Baseball has some major challenges even if it does return. Attendance at games has been dropping since 2012, and World Series viewership has been in decline since 2016. (Last year’s World Series was down 1.3% from 2018.)
Still, over 68 million people attended an MLB game last year. And even with declining in-person attendance, plenty of people are still tuning in. Per Nielsen ratings from 2019:
- 12 of the 29 U.S. teams were the most popular primetime broadcast in their market
- On cable, 24 teams ranked first in their market during primetime
- MLB ranked first overall on cable in every major market in the U.S. except Miami
MLB revenue in 2019 was $10.7 billion, which was largely tied to TV deals. A lot is at stake, but which side is going to blink first? It seems that the owners may be content to sit this season out.
What Happens If MLB Sits a Year Out
Here are four things that could—or should—happen if baseball doesn’t return this year:
- Baseball could be looking at an incredible backlash if the season is flushed away. The issue now is one of economics, not safety, and that’s not a position fans or advertisers will stomach. The MLB could experience an even steeper decline than the one in 1994. Recovery didn’t fully happen until 1998, when Sammy Sosa and Mark McGwire raced to break Roger Maris’s home-run record.
- Major markets across the MLB footprint will be looking for a new tentpole program during primetime. Buyers may divert advertising dollars to the NBA and NHL, which already have plans to come back, or look into MMA and other live events to fill the hole left by professional baseball.

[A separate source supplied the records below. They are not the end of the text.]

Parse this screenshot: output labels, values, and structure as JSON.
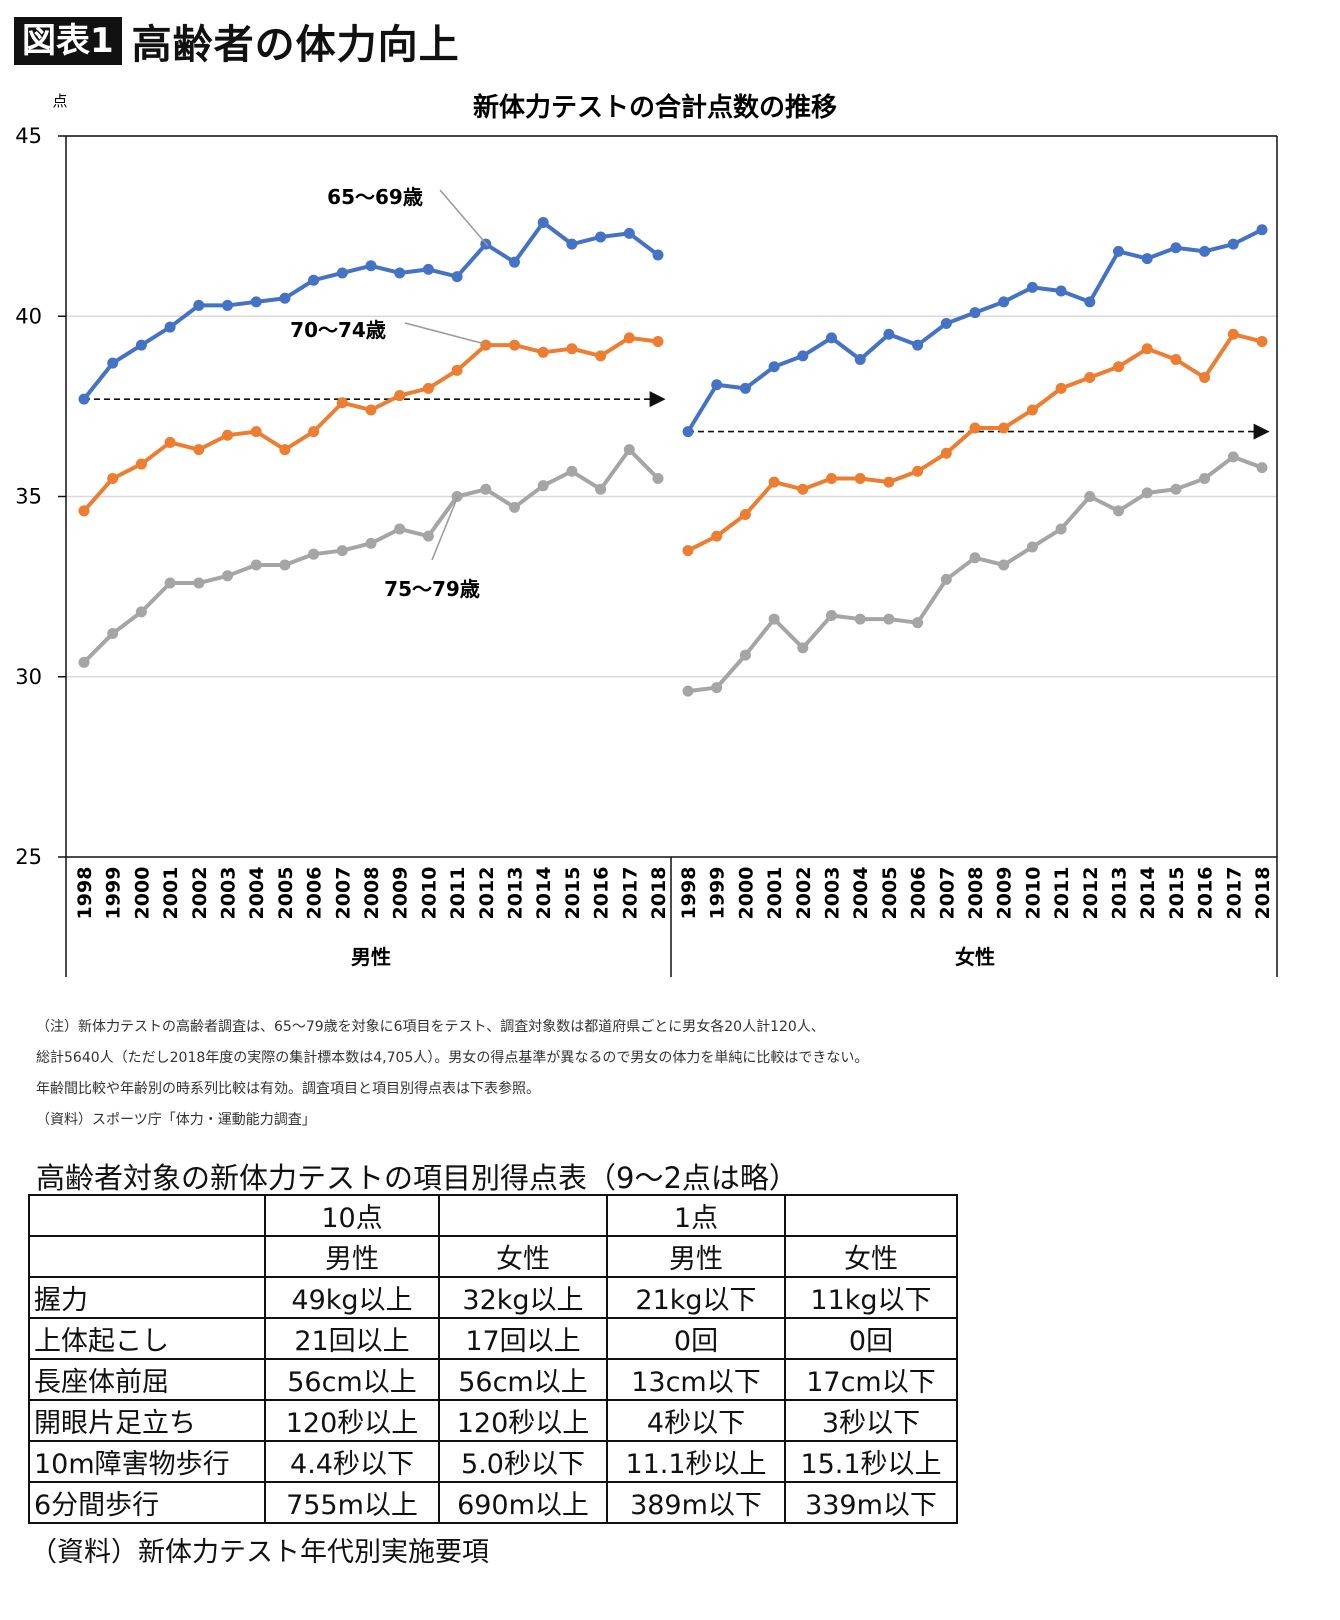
{
  "header": {
    "badge": "図表1",
    "title": "高齢者の体力向上"
  },
  "chart_data": {
    "type": "line",
    "title": "新体力テストの合計点数の推移",
    "ylabel": "点",
    "ylim": [
      25,
      45
    ],
    "yticks": [
      25,
      30,
      35,
      40,
      45
    ],
    "grid": true,
    "groups": [
      "男性",
      "女性"
    ],
    "x": [
      1998,
      1999,
      2000,
      2001,
      2002,
      2003,
      2004,
      2005,
      2006,
      2007,
      2008,
      2009,
      2010,
      2011,
      2012,
      2013,
      2014,
      2015,
      2016,
      2017,
      2018
    ],
    "colors": {
      "65〜69歳": "#4472C4",
      "70〜74歳": "#ED7D31",
      "75〜79歳": "#A5A5A5"
    },
    "series": [
      {
        "name": "65〜69歳",
        "group": "男性",
        "values": [
          37.7,
          38.7,
          39.2,
          39.7,
          40.3,
          40.3,
          40.4,
          40.5,
          41.0,
          41.2,
          41.4,
          41.2,
          41.3,
          41.1,
          42.0,
          41.5,
          42.6,
          42.0,
          42.2,
          42.3,
          41.7
        ]
      },
      {
        "name": "70〜74歳",
        "group": "男性",
        "values": [
          34.6,
          35.5,
          35.9,
          36.5,
          36.3,
          36.7,
          36.8,
          36.3,
          36.8,
          37.6,
          37.4,
          37.8,
          38.0,
          38.5,
          39.2,
          39.2,
          39.0,
          39.1,
          38.9,
          39.4,
          39.3
        ]
      },
      {
        "name": "75〜79歳",
        "group": "男性",
        "values": [
          30.4,
          31.2,
          31.8,
          32.6,
          32.6,
          32.8,
          33.1,
          33.1,
          33.4,
          33.5,
          33.7,
          34.1,
          33.9,
          35.0,
          35.2,
          34.7,
          35.3,
          35.7,
          35.2,
          36.3,
          35.5
        ]
      },
      {
        "name": "65〜69歳",
        "group": "女性",
        "values": [
          36.8,
          38.1,
          38.0,
          38.6,
          38.9,
          39.4,
          38.8,
          39.5,
          39.2,
          39.8,
          40.1,
          40.4,
          40.8,
          40.7,
          40.4,
          41.8,
          41.6,
          41.9,
          41.8,
          42.0,
          42.4
        ]
      },
      {
        "name": "70〜74歳",
        "group": "女性",
        "values": [
          33.5,
          33.9,
          34.5,
          35.4,
          35.2,
          35.5,
          35.5,
          35.4,
          35.7,
          36.2,
          36.9,
          36.9,
          37.4,
          38.0,
          38.3,
          38.6,
          39.1,
          38.8,
          38.3,
          39.5,
          39.3
        ]
      },
      {
        "name": "75〜79歳",
        "group": "女性",
        "values": [
          29.6,
          29.7,
          30.6,
          31.6,
          30.8,
          31.7,
          31.6,
          31.6,
          31.5,
          32.7,
          33.3,
          33.1,
          33.6,
          34.1,
          35.0,
          34.6,
          35.1,
          35.2,
          35.5,
          36.1,
          35.8
        ]
      }
    ],
    "reference_arrows": [
      {
        "group": "男性",
        "value": 37.7
      },
      {
        "group": "女性",
        "value": 36.8
      }
    ],
    "annotations": [
      "65〜69歳",
      "70〜74歳",
      "75〜79歳"
    ]
  },
  "notes": [
    "（注）新体力テストの高齢者調査は、65〜79歳を対象に6項目をテスト、調査対象数は都道府県ごとに男女各20人計120人、",
    "総計5640人（ただし2018年度の実際の集計標本数は4,705人）。男女の得点基準が異なるので男女の体力を単純に比較はできない。",
    "年齢間比較や年齢別の時系列比較は有効。調査項目と項目別得点表は下表参照。",
    "（資料）スポーツ庁「体力・運動能力調査」"
  ],
  "table": {
    "title": "高齢者対象の新体力テストの項目別得点表（9〜2点は略）",
    "header1": [
      "",
      "10点",
      "",
      "1点",
      ""
    ],
    "header2": [
      "",
      "男性",
      "女性",
      "男性",
      "女性"
    ],
    "rows": [
      [
        "握力",
        "49kg以上",
        "32kg以上",
        "21kg以下",
        "11kg以下"
      ],
      [
        "上体起こし",
        "21回以上",
        "17回以上",
        "0回",
        "0回"
      ],
      [
        "長座体前屈",
        "56cm以上",
        "56cm以上",
        "13cm以下",
        "17cm以下"
      ],
      [
        "開眼片足立ち",
        "120秒以上",
        "120秒以上",
        "4秒以下",
        "3秒以下"
      ],
      [
        "10m障害物歩行",
        "4.4秒以下",
        "5.0秒以下",
        "11.1秒以上",
        "15.1秒以上"
      ],
      [
        "6分間歩行",
        "755m以上",
        "690m以上",
        "389m以下",
        "339m以下"
      ]
    ],
    "source": "（資料）新体力テスト年代別実施要項"
  }
}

The risk for MLB is that once the hole is filled, it might be filled forever.
- If primetime viewership continues to rise sans baseball, TV operators should look to adjust rates upward and seek out other opportunities in sports that are maintaining live coverage, such as NASCAR and PGA, as additional alternatives to baseball.
- Local stations should take an in-depth look at their programming to identify the closest matches for baseball’s key demos. Then they should price and market that programming accordingly to drive viewership in the absence of baseball—and drive advertisers to those programs. This should be done sooner rather than later.
What will be the lasting image of the 2020 baseball season: a triumphant summer return and an exciting Fall Classic, or a gut-wrenching work stoppage over a few million dollars, all while the NBA, NHL and other leagues have figured it out? If it took three or four years for fans to return in the ‘90s, how long will it take this time?
Say Hey, MLB: Let’s strap on the cleats and play ball!